Palaeontological Perspectives
Crofts, who completed her Ph.D. at the University of Washington in 2016, brings a paleontological perspective and interest in the evolution of functional morphology to the increasing range of research under way in Flammang’s Fluid Locomotion Laboratory. Flammang is the founding director of the lab, and with the assistance of Crofts and other colleagues is taking a multidisciplinary look at nature’s marine propulsion systems. Crofts became interested in the postdoc position available at NJIT when she met Flammang while both were taking a course at Brown University on X-Ray Reconstruction of Moving Morphology (XROMM), an advanced technique for producing highly detailed 3D video of skeletal movement.
Crofts’ current work at NJIT integrates comparative anatomy and physiology, biomechanics, hydrodynamics, and the use of biologically inspired robotic devices to investigate how aquatic organisms interact with their environment and drive the evolution of morphology and function. In addition to increasing the fund of basic scientific knowledge, it’s work that has implications for the design of various types of submersible vehicles, including fully autonomous vehicles.
Reflecting on her research involving placodonts, Crofts says that it is a “window into the complexities and possibilities” inherent to the process of evolution. The placodonts she studied and wrote about surprised with teeth differing very significantly from those which evolved in other related species.
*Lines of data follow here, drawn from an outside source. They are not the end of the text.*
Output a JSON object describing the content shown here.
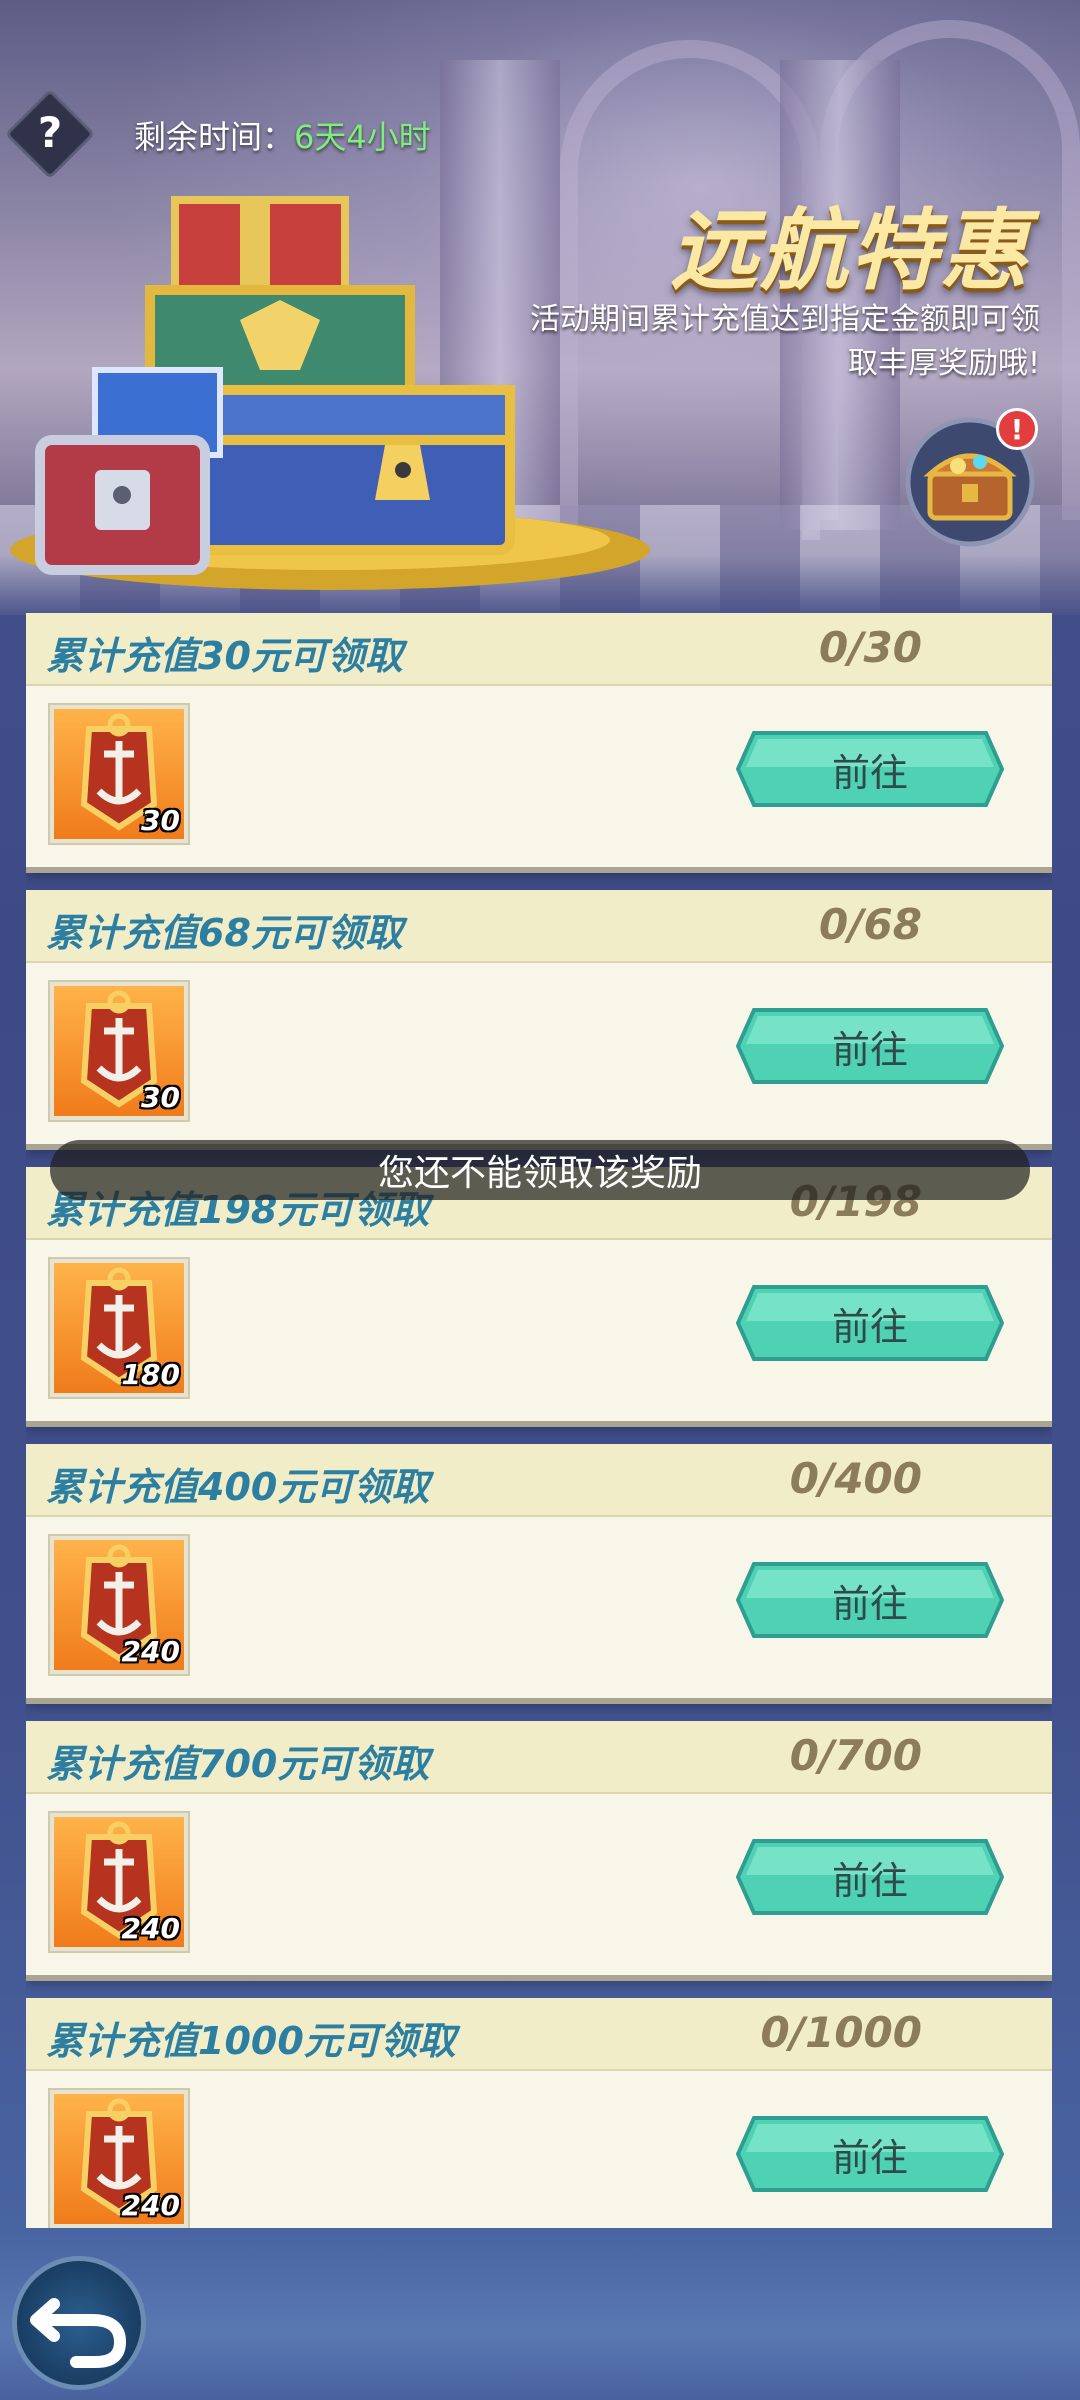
{
  "header": {
    "help_icon": "question-icon",
    "help_symbol": "?",
    "timer_label": "剩余时间：",
    "timer_value": "6天4小时",
    "title": "远航特惠",
    "description_line1": "活动期间累计充值达到指定金额即可领",
    "description_line2": "取丰厚奖励哦!",
    "alert_mark": "!"
  },
  "rewards": [
    {
      "title": "累计充值30元可领取",
      "progress": "0/30",
      "reward_count": "30",
      "button": "前往"
    },
    {
      "title": "累计充值68元可领取",
      "progress": "0/68",
      "reward_count": "30",
      "button": "前往"
    },
    {
      "title": "累计充值198元可领取",
      "progress": "0/198",
      "reward_count": "180",
      "button": "前往"
    },
    {
      "title": "累计充值400元可领取",
      "progress": "0/400",
      "reward_count": "240",
      "button": "前往"
    },
    {
      "title": "累计充值700元可领取",
      "progress": "0/700",
      "reward_count": "240",
      "button": "前往"
    },
    {
      "title": "累计充值1000元可领取",
      "progress": "0/1000",
      "reward_count": "240",
      "button": "前往"
    }
  ],
  "toast": "您还不能领取该奖励",
  "colors": {
    "title_text": "#2c7fa0",
    "button": "#4fd1b4",
    "timer_value": "#7df07a",
    "reward_bg": "#f07b1b"
  }
}
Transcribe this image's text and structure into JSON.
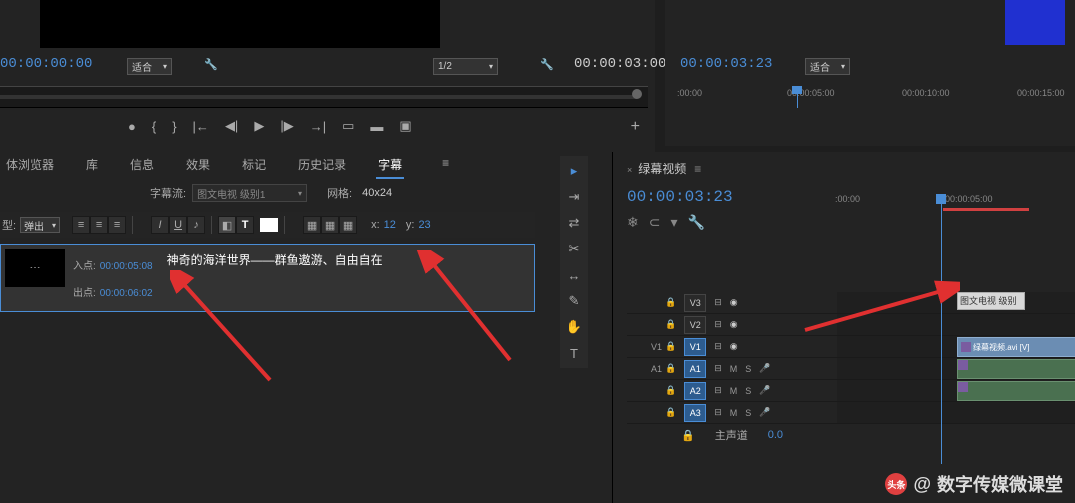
{
  "source": {
    "timecode_in": "00:00:00:00",
    "fit": "适合",
    "zoom": "1/2",
    "timecode_out": "00:00:03:00"
  },
  "ruler_right": {
    "t0": ":00:00",
    "t1": "00:00:05:00",
    "t2": "00:00:10:00",
    "t3": "00:00:15:00"
  },
  "program": {
    "timecode": "00:00:03:23",
    "fit": "适合"
  },
  "tabs": {
    "media": "体浏览器",
    "lib": "库",
    "info": "信息",
    "effects": "效果",
    "markers": "标记",
    "history": "历史记录",
    "captions": "字幕"
  },
  "caption": {
    "stream_label": "字幕流:",
    "stream": "图文电视 级别1",
    "grid_label": "网格:",
    "grid_val": "40x24",
    "type_label": "型:",
    "type_val": "弹出",
    "x_label": "x:",
    "x_val": "12",
    "y_label": "y:",
    "y_val": "23"
  },
  "clip": {
    "in_label": "入点:",
    "in_tc": "00:00:05:08",
    "out_label": "出点:",
    "out_tc": "00:00:06:02",
    "text": "神奇的海洋世界——群鱼遨游、自由自在"
  },
  "timeline": {
    "name": "绿幕视频",
    "timecode": "00:00:03:23",
    "ruler_t0": ":00:00",
    "ruler_t1": "00:00:05:00",
    "tracks": {
      "v3": "V3",
      "v2": "V2",
      "v1": "V1",
      "v1src": "V1",
      "a1": "A1",
      "a1src": "A1",
      "a2": "A2",
      "a3": "A3",
      "mix": "主声道",
      "mix_val": "0.0"
    },
    "clip_title": "图文电视 级别",
    "clip_video": "绿幕视频.avi [V]",
    "audio_ctrl": {
      "m": "M",
      "s": "S"
    }
  },
  "watermark": {
    "at": "@",
    "text": "数字传媒微课堂",
    "logo": "头条"
  }
}
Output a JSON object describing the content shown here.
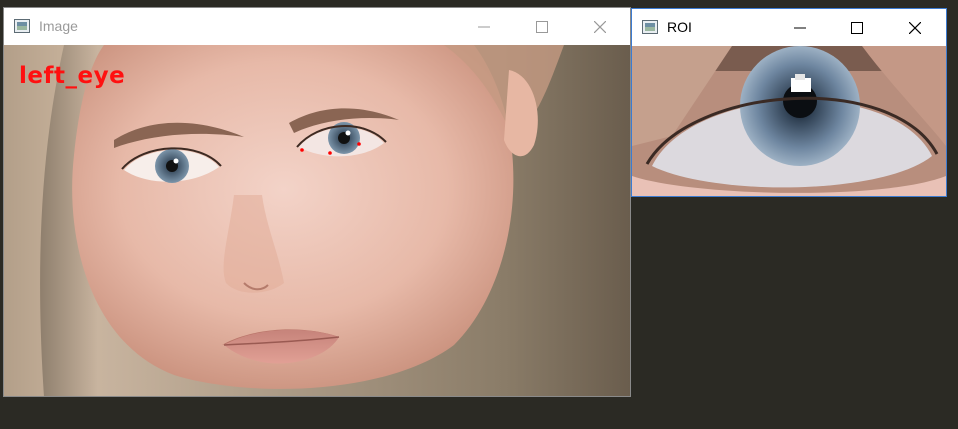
{
  "windows": {
    "image": {
      "title": "Image",
      "overlay_text": "left_eye",
      "controls": {
        "minimize": "minimize-icon",
        "maximize": "maximize-icon",
        "close": "close-icon"
      }
    },
    "roi": {
      "title": "ROI",
      "controls": {
        "minimize": "minimize-icon",
        "maximize": "maximize-icon",
        "close": "close-icon"
      }
    }
  },
  "colors": {
    "desktop": "#2b2a24",
    "overlay_text": "#ff1010",
    "landmark_points": "#ff0000",
    "roi_border": "#3c7bd1"
  }
}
At NJIT, Crofts is continuing the search for new insights into how evolution shapes the functional relationship of all creatures—including humans—with the surrounding world.
Reference:
Stephanie B. Crofts et al, Tooth occlusal morphology in the durophagous marine reptiles, Placodontia (Reptilia: Sauropterygia), Paleobiology (2016). DOI: 10.1017/pab.2016.27
Note: The above post is reprinted from materials provided by New Jersey Institute of Technology.